I don’t know why, but washing coffee cups in our office was at that time one of those tasks that seemed to be beyond our organizational abilities. In their regular roles our staff did the work of companies three times our size, but show them a coffee cup in need of rinsing and they just kind of went pale and staggered away groaning. I had tried everything to convince people they could rise to this challenge, to no avail. Now it occurred to me a nicely broken-in GE Potscrubber would solve one of the great miseries at the heart of our work experience and guarantee me hero status for at least a week.

I dragged the beast up the stairs to the lunchroom one evening and, lying on my back and kicking with both legs, bullied it into the old hole. Everything lined up just like it was meant to.

I like to think of myself as handier than the average couch potato. I can join up wires with those little plastic dunce-cap thingies. I don’t really know how a dishwasher works, but I can figure out that the big hose goes on the big pipe and the little one goes on the little. Even when it came to the plastic pressure fittings with several little bits inside, I managed to put them together without anything left over. I fired the relic up and checked for drips. Perfectly dry. I loaded it with week-old cups and soup bowls with concretized food in them, filled the soap holder and set the dial at extra-heavy duty. And went away.

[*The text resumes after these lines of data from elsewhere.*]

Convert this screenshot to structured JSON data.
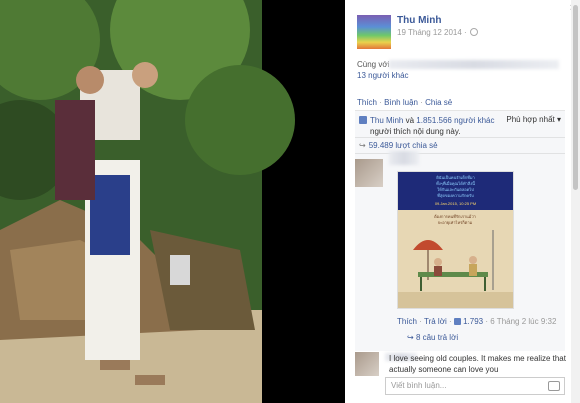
{
  "close_label": "×",
  "post": {
    "author": "Thu Minh",
    "date": "19 Tháng 12 2014 ·",
    "with_prefix": "Cùng với",
    "with_count": "13 người khác",
    "actions": {
      "like": "Thích",
      "comment": "Bình luận",
      "share": "Chia sẻ",
      "sep": "·"
    }
  },
  "likes": {
    "author": "Thu Minh",
    "text_mid": "và",
    "count": "1.851.566 người khác",
    "text_tail": "người thích nội dung này.",
    "sort_label": "Phù hợp nhất ▾",
    "shares": "59.489 lượt chia sẻ",
    "share_arrow": "↪"
  },
  "comment1": {
    "meme_top_lines": [
      "ดิฉันเป็นคนรักเด็กที่มา",
      "ทั้งๆที่เมื่อคุณได้ทำสิ่งนี้",
      "ให้กันและกันตลอดไป",
      "ที่สุดของความรักครับ"
    ],
    "meme_highlight": "09.Jan.2015, 10:25 PM",
    "meme_mid_lines": [
      "ต้องการคนที่รักเราแม้ว่า",
      "จะอายุเท่าไหร่ก็ตาม"
    ],
    "like": "Thích",
    "reply": "Trả lời",
    "count": "1.793",
    "time": "6 Tháng 2 lúc 9:32",
    "sep": "·",
    "replies": "8 câu trả lời",
    "reply_arrow": "↪"
  },
  "comment2": {
    "text": "I love seeing old couples. It makes me realize that actually someone can love you"
  },
  "write_placeholder": "Viết bình luận...",
  "icons": {
    "close": "close-icon",
    "globe": "globe-icon",
    "thumb": "thumbs-up-icon",
    "share": "share-icon",
    "reply": "reply-icon",
    "camera": "camera-icon"
  },
  "colors": {
    "link": "#3b5998",
    "panel_bg": "#ffffff",
    "like_box": "#f6f7f9"
  }
}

But there was something bothering me. I couldn’t quite figure out what it was, but it bothered me all night. It was still bothering me in the morning, so I went down to the office early to see if I could figure out what it was.

When I opened the door to the ground-level floor, I had an odd sensation. The atmosphere was like, like—a swimming pool. Chlorine in the air. And I could hear water splashing. I stepped into the main room where all the copiers and printers are, and sank into ankle-deep water. I looked down the hallway past all the offices and it was ankle-deep all the way. The stairs to the upper floor where the lunchroom is were now the site of a very picturesque waterfall.

Then it came to me: maybe it would have been better to do the trial dishwasher load in the daytime when you could keep an eye on it. Just in case I’d guessed wrong about which way the bevel was supposed to face on one of those bits in the pressure fitting …

It is hard to say what was worst, the shock of realizing what I had done, the ignominy of explaining just how this disaster had come about to my unamused colleagues, the three miserable months of working under sheets of plastic with drywall dust raining down on our heads, or getting the bill for $20,000. I’m willing to call it a tie.

At least I got to find out what restorers do. My restorer was a jolly fellow who made me feel much better by telling me how many others shared my misfortune. He had thirteen dishwasher malfunctions on the go at that very moment, including one at the home of my next-door neighbour, who had lost a newly installed hardwood floor for his pains. He seemed so sympathetic I decided to take him into my confidence and confess I felt like a bit of a fool over the way my handiwork worked out.

“Oh, we love do-it-yourselfers!” he said with a chuckle. “You keep us in business.” Somehow that left me feeling not so good again.

The only good thing that came out of it was that people have completely stopped asking me to fix things around the office. And remarkably, I haven’t seen a sink load of dirty dishes for months. I may have finally got my message across.